Эти фотографии убитой немки он видел раньше: в эшелоне альбомчик ходил по рукам; от нечего делать Нечаев показывал его всему взводу. И сейчас, услышав вопрос Зои, Кузнецов без особого интереса взглянул на фотографии. Молодая белокурая немка в облитом по талии мундире смеялась в объектив, вызывающе счастливая в окружении улыбающейся семьи, полукругом рассевшейся в плетеных креслах за низким столиком, среди сказочно яркой зеленой лужайки перед чистым, аккуратным дачным домиком. На другой фотографии – золотистый пляж, слепяще-снежные в морской сини паруса яхт, на берегу белые тенты, и шоколадно-загорелая немка в купальнике стоит картинно и гордо, обняв за плечи свою подругу с кукольно-нежным личиком, в накинутом на голое тело цветном халатике, с распущенными по плечам пышными волосами. Потом множество напряженных и строгих женских лиц, множество обтянутых по выпирающим грудям мундиров на фоне казарменного здания. Затем еще одна фотография на море: надутый парус накренившейся яхты, влажные от брызг сильные бедра этой белокурой немки, мужественно подтягивающей снасть над головой пышноволосой подруги, испуганно обнявшей ее полные ноги под брызгами вздыбленной волны.

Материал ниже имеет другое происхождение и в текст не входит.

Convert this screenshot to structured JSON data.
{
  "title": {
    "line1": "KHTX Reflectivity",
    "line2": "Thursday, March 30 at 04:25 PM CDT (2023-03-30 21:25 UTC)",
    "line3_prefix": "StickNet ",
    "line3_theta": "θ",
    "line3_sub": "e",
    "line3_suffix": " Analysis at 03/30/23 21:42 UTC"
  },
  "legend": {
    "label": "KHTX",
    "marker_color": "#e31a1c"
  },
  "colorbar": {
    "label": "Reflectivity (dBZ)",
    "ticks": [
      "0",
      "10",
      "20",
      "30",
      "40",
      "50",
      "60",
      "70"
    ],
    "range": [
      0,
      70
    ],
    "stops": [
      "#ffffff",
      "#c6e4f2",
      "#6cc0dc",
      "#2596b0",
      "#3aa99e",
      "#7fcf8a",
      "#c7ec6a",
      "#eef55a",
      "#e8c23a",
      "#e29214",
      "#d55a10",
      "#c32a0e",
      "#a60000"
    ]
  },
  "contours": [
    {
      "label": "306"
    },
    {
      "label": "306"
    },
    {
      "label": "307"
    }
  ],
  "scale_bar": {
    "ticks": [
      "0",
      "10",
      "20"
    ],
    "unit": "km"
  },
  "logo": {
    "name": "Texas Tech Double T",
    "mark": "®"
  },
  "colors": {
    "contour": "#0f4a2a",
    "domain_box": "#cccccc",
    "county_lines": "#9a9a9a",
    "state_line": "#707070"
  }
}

– Эта беленькая… наверно, нравилась мужчинам, – сказала Зоя, не подымая глаз. – Все-таки красива… А вам нравится она, Давлатян?
Лейтенант Давлатян, занятый супом, не ожидая вопроса, сделал торопливый глоток и проговорил сердито:
– Ужасно недосаливает суп наш уважаемый повар. В горло не лезет. Подавиться можно… Отвратительное лицо! – заявил он, скользнув краешком глаза по фотографии. – Что здесь может нравиться? Эсэсовка и дурища наверняка. Улыбается, как кошка. Ненавижу эти фашистские морды! Как она может улыбаться?
«Да, он прав, – подумал Кузнецов. – Почему у меня тоже, когда вижу что-нибудь из Германии, сразу подкатывает что-то к горлу?»
– Насчет вкусов не спорят, Зоечка! – сказал, захохотав, Нечаев. – Тут я выдрал в конце. Посмотрели бы, что у нее за картинки были – умереть можно! Разный разврат. Особенно женский. Знаете, такая поэтесса Сафо была? В Риме…
– Ну и что? – Зоя удивленно повела на него длинными бровями. – Только не в Риме, а в Греции. И что же?
– Вы опять начинаете? О каком таком разврате вы говорите Зое, Нечаев? – краснея, одернул Давлатян. – У вас бзик какой-то! Или вы лишних сто граммов выпили?
– Сто свои, товарищ лейтенант. Трезв, как молодая монашка.
– Давлатян, вы меня защищаете? – сказала Зоя ласково и положила ладонь ему на плечо, тихонько погладила. – Какой вы чудесный мальчик! Ни о чем не знаете?.. А я уже видела эту гадость в одном немецком блиндаже под Харьковом… Когда вырывались из окружения. Оклеен был весь блиндаж.
Давлатян в растерянности вывернул плечо из-под ее снисходительно и нежно гладящих пальцев и, взъерошенный, проговорил:
– Оставьте, пожалуйста, товарищ санинструктор, свои неуместные замечания! Я не мальчик. И не гладьте меня, пожалуйста. Я не люблю…
– Ну, хорошо, хорошо. Не буду.
«Нет, он действительно прекрасный парень, этот Давлатян, – подумал Кузнецов, чувствуя благостно разлившееся по всему телу тепло выпитой водки и не вступая в разговор. – Он всегда мне нравился».
– Зоечка! – сказал Нечаев и, играя улыбкой, снял шапку, наклонил ладную, красивую черноволосую голову. – У лейтенанта Давлатяна невеста, а я один как перст. И мама во Владивостоке. Холостяк. Погладьте, буду терпеть. Я люблю это терпеть.
– Бессмысленно, Нечаев, – шутливо ответила Зоя, пожимая плечами. – Ну, что это вам даст? Вы все не так поймете. Потом во Владивостоке вы были в окружении королев-балерин… Нет, неужели, Давлатян, у вас невеста? – спросила она ласково. – А я не знала…
– Милая Зоечка, я буду тише травы, – взмолился наполовину серьезно, однако с навязчивой страстностью Нечаев, еще ниже склоняя голову. – Прикоснитесь пальчиками… Или брезгуете? Вот убьют завтра – и не испытаю, какие у вас нежные пальчики!